I know what you’re thinking: Why do we need yet another blogging platform? Especially in light of the failure of blogging platform Posterous, the acquisition of Tumblr by Yahoo, and the ten year anniversary of WordPress, which is already powering around 20% of the sites on the web and shows no signs of slowing.
And on some level, designer and programmer John O’Nolan doesn’t have a ready answer for us. But the design savvy in the posting and management interface of his new blogging platform, Ghost, was compelling enough to net Ghost nearly £200,000 (about $300,000) in a funding campaign on Kickstarter, or eight times O’Nolan’s original goal of £25,000—even though, so far, it’s just a set of designs and the very beginnings of the code required to make it work. That, and perhaps the fact that he’s launching a non-profit foundation (those always sound good to potential donors) to support the development of what he modestly calls “just a blogging platform.”
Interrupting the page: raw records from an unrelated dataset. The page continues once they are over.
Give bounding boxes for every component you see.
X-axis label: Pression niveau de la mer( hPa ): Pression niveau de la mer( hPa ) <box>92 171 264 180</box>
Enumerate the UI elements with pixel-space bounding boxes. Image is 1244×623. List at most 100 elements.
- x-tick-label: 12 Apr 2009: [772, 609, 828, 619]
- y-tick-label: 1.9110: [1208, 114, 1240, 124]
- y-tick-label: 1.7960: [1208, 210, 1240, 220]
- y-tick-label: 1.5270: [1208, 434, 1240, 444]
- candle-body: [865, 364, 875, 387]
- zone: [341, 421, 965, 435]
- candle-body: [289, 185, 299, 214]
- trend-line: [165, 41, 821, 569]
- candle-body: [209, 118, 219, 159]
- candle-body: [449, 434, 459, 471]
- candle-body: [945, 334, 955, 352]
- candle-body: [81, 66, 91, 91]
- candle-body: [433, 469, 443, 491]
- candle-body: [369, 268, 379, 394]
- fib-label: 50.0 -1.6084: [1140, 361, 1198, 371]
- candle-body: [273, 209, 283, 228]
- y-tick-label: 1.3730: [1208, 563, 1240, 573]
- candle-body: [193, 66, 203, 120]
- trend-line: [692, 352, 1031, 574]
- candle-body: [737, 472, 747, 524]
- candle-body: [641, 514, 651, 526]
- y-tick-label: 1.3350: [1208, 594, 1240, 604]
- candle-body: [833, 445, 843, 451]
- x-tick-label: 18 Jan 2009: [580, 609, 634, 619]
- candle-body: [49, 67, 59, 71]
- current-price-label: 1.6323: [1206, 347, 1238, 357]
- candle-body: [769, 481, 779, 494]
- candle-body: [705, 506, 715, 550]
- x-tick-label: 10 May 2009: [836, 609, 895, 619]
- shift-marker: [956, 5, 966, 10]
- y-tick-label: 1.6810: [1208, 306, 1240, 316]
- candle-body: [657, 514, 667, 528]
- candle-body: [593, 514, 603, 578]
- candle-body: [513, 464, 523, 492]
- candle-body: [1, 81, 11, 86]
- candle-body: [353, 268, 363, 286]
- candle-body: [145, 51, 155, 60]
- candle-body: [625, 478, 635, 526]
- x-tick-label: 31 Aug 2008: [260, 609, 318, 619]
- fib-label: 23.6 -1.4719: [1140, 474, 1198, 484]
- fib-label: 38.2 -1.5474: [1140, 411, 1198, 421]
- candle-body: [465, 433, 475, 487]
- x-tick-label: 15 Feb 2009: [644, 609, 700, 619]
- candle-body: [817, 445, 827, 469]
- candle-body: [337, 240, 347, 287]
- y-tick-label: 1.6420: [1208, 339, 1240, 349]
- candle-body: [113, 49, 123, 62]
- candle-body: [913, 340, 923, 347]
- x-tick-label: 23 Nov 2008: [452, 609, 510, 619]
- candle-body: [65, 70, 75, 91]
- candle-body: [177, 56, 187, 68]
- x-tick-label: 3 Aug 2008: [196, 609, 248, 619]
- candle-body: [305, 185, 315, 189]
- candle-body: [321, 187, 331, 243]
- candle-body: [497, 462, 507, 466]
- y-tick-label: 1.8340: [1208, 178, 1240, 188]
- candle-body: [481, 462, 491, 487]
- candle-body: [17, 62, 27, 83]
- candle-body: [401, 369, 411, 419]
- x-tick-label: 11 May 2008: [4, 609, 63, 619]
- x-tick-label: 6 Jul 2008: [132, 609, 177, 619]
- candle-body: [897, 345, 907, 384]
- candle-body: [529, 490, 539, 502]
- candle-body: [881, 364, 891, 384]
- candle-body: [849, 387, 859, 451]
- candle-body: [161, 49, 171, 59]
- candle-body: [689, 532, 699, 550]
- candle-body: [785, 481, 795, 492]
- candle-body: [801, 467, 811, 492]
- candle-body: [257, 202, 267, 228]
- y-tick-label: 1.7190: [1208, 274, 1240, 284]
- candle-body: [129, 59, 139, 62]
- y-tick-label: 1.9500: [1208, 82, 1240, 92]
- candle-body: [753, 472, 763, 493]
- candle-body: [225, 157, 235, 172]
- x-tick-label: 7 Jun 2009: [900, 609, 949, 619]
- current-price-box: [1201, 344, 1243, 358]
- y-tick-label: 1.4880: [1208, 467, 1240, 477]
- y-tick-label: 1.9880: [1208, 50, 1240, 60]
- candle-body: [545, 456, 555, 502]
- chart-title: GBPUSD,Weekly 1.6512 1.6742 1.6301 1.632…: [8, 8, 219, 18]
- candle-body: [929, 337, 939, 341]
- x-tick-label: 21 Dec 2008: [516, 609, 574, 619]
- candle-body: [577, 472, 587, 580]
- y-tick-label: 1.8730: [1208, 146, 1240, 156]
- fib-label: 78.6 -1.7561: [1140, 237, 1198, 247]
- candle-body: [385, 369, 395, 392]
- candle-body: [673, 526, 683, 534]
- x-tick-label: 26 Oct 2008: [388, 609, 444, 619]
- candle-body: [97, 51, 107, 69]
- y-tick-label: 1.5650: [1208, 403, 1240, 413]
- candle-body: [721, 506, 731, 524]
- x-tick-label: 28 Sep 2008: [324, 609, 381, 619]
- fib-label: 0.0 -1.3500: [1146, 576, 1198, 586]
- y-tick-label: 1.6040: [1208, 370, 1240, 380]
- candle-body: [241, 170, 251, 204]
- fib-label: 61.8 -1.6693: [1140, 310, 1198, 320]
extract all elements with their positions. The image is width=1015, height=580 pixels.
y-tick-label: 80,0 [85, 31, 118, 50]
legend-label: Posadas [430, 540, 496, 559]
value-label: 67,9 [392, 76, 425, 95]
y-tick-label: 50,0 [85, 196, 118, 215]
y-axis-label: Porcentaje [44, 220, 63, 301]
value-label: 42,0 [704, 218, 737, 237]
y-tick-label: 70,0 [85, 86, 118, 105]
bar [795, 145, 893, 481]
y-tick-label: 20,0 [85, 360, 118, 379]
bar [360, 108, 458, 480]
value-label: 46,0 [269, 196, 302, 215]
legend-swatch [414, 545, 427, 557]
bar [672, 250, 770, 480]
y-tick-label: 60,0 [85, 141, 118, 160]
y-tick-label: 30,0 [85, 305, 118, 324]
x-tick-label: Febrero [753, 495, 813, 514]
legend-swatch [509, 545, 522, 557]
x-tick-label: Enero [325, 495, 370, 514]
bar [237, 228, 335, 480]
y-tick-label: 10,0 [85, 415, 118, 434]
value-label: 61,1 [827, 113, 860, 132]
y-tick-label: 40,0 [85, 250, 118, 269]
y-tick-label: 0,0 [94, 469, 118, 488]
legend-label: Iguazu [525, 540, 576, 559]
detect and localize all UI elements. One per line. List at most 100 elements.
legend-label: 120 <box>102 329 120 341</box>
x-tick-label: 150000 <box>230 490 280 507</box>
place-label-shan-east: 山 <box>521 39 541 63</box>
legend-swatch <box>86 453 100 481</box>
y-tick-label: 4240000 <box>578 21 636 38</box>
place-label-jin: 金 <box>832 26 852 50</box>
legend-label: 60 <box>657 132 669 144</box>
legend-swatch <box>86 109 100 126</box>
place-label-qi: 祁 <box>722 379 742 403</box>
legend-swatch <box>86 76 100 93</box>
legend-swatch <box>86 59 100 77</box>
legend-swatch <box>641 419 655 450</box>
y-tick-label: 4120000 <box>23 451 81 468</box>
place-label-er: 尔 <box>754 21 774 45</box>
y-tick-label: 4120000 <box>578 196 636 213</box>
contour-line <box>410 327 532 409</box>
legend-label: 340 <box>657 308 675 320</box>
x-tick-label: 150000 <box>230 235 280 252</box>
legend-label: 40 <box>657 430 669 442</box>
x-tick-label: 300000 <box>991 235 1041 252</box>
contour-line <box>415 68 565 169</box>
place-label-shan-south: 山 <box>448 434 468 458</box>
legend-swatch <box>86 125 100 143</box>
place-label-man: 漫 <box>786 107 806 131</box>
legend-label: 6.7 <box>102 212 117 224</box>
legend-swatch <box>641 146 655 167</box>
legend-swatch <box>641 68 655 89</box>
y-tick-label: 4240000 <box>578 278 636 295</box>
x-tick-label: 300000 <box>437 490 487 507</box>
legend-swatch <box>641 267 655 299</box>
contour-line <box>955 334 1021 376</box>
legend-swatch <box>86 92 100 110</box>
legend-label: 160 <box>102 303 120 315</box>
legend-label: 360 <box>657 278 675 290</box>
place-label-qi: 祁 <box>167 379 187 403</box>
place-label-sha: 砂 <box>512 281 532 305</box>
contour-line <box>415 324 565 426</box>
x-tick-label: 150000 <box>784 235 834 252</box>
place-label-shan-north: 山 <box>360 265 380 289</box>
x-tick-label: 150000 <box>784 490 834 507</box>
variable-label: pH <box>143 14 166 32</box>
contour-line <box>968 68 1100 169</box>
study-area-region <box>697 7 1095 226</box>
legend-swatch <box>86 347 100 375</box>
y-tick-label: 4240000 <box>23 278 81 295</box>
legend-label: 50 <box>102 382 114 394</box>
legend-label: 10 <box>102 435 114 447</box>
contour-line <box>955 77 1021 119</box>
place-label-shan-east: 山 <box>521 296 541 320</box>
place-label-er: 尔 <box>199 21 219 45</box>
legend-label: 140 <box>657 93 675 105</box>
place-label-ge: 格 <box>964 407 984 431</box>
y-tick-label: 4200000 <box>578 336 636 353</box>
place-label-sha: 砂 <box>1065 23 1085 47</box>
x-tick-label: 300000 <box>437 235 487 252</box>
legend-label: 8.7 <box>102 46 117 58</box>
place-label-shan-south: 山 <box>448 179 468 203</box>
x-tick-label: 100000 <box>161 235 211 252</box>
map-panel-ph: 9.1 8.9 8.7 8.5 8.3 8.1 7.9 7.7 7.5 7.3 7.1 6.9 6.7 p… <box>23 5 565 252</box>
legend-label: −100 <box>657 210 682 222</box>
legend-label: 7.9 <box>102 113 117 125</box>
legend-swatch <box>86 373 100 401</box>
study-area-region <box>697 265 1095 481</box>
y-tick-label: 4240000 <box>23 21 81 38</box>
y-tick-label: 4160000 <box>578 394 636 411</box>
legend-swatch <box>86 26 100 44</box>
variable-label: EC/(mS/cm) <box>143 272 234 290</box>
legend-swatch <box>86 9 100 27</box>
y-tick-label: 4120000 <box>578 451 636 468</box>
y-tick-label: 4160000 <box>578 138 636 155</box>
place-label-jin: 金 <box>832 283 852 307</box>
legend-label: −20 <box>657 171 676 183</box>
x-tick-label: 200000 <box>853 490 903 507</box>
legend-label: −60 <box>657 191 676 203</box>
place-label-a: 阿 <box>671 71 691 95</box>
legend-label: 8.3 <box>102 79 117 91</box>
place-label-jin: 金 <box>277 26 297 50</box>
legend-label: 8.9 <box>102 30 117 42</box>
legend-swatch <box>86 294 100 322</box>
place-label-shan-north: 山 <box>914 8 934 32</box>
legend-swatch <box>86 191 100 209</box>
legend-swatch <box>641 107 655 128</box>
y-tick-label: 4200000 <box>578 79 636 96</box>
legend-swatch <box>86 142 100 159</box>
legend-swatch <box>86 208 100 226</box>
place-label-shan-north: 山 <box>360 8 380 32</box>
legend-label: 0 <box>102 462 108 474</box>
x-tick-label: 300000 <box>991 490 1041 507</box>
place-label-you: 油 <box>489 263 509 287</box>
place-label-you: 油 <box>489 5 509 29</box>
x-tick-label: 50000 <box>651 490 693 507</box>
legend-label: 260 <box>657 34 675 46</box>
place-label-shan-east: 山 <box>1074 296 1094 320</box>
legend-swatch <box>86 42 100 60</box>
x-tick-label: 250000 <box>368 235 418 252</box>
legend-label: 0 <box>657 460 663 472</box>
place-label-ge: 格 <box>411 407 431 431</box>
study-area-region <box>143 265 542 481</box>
But talking to O’Nolan, it becomes clear that his ambition is not quite so modest. It is, he says, to change how writers think, by changing the basic nature of how they write for the web.
This isn’t O’Nolan’s first rodeo. For two years he was the deputy head of the group that designs the user interface for WordPress. Before and after that he freelanced, building WordPress blogs for corporate giants, including Microsoft and Nokia. WordPress was designed for ease of use, but it has grown sophisticated and complicated over the years. That was one reason O’Nolan wanted to create something simpler.
The other reason, which speaks to his larger ambitions, was an intriguing essay by Jason Pontin of Technology Review about how the instruments we use to write have historically shaped what we write—and in the age of the web, how we communicate. Pontin’s thesis can be summed up like this: One reason Jack Kerouac could inaugurate the Beat era of writing was that—so he claimed—he got his hands on a 120-foot roll of teletype paper which encouraged him to write On The Road continuously, without breaks. (In fact, he was so calculating in his manipulation of medium that he taped sheets of paper together into a roll.)
This is where Ghost comes in, says O’Nolan. If he and his team can successfully create a system that makes it easy for writers to express thoughts without interrupting themselves to construct the elaborate, multi-media layouts that characterize articles on the web, everyone will start writing differently.
“This is the biggest thing I’m excited about,” says O’Nolan. “How can a tool affect the outcome of what it’s being used to create?”
Social media are probably the best example of this phenomenon. The “status update” as a form of communication—a personal note to just a few hundred of your closest friends—didn’t exist before sites like Friendster and Facebook. Twitter gave rise to the ultra-short dispatch, the public micro-debate, and a form of real-time journalism that is somewhere between text and TV. Tumblr is arguably responsible for the proliferation of animated GIFs. Pinterest lets you talk about yourself without using words.
Ghost is more challenging than these mediums. Its main feature is that you write text in a simplified formatting language called “markdown” in one window, while a preview of the resulting page appears in another window next to it. Markdown isn’t complicated (e.g., writing
*something produces something, and writing
**something produces something). It’s already popular on sites aimed at geeks, like Reddit and GitHub. It’s also already used in a handful of other blogging platforms, of which the closest competitor to Ghost is the recently-launched Dropplets.
Still, for generations of writers raised on programs like Microsoft Word or blogging software like WordPress, with their handy formatting toolbars, markdown takes some adjustment. But O’Nolan argues that if you’re writing for the web, using markdown instead of clicking on buttons—or worse yet, writing everything in raw HTML—actually changes what you write. “Rather than taking the author out of the mindset of thinking about a subject, markdown keeps them in a train of thought where they can simply get the ideas onto paper,” says O’Nolan. In other words, he sees markdown as the 120-foot teletype roll of the 21st century.
Is typing asterisks on one side of a screen and watching the results appear on the other really going to be less distracting than clicking a button marked B? O’Nolan could be wrong; the fact that markdown hasn’t gone mainstream by now could be proof that most writers simply don’t need it.
On the other hand, the lesson of Steve Jobs at Apple was that often the best “innovations” already exist, but have yet to be packaged into a product that is easy to use and appeals to people. Ghost is all about the packaging. Platforms like Dropplets, for example, require you to set up your own server to host your site. Ghost takes care of it for you. (That’s how it will make money.) The not-for-profit model and the fact that his code will be open-source, meanwhile, is the part of the package designed to appeal to developers who will help O’Nolan build it. A hundred of them have already pledged £250 apiece to the project (about $378) in order to have early access to the code.